Updated: Jul 29, 2021

I have been researching and meeting with people involved in social impact investing and I am convinced that this emerging asset class is about to take-off. Social impact investing aims to solve social or environmental problems while generating financial profit. These investments in social enterprises come in many forms – but what has been typical is a private equity structure. The investments range from producing a return of principal capital to offering market-rate or even market-beating financial returns.


A growing number of individuals, families, foundations and pensions believe that the assets set aside for investment should be invested in such a way that supports and complements their philanthropic work and values.


There are organizations and companies in the field who are taking steps to add some infrastructure so that this investment opportunity can be more readily consumed.

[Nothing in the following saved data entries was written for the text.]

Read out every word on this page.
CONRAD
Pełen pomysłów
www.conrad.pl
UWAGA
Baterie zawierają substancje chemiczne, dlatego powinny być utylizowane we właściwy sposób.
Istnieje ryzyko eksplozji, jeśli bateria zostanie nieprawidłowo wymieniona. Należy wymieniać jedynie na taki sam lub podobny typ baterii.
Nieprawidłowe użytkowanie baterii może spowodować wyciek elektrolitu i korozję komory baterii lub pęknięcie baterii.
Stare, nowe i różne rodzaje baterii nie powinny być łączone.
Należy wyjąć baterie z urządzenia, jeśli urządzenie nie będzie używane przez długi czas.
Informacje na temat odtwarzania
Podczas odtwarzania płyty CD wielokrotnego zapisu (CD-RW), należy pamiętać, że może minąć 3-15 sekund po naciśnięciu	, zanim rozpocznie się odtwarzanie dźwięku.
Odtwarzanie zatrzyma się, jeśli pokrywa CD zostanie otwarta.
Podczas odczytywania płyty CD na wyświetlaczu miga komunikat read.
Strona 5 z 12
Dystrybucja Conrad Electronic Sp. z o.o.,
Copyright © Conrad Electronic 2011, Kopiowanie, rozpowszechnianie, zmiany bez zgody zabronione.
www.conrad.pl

Investors Circle is a network of social impact investors who collaborate on deals. They are making strides in adding some infrastructure to this growing segment of the market.

Global Impact Investing Network (GIIN) is in the process of creating a data engine that contrasts – and quantifies – the tangible social benefits of these investing opportunities in addition to a more traditional benchmark to gauge financial return. The data engine is set to launch in February.

There is also BLab, which is a Philadelphia-based organization supporting the emergence of the B Corp – B stands for Benefit – this is a formal structure for a social enterprise.


In November of last year, JP Morgan, Rockefeller Foundation and GIIN produced a report called: Impact Investments: An emerging asset class. The report estimates significant market opportunity for impact investment over the next ten years. After analyzing selected segments of five sectors – urban affordable housing, rural access to clean water, maternal health, primary education, and microfinance – serving the population at the “base of the economic pyramid,” the authors identify a potential profit opportunity between $183 and $667 billion and a potential investment opportunity between $400 billion and $1 trillion in the next decade for just these segments of the impact investing market.

This is real innovation in philanthropy and something to keep an eye on as the infrastructure continues to grow.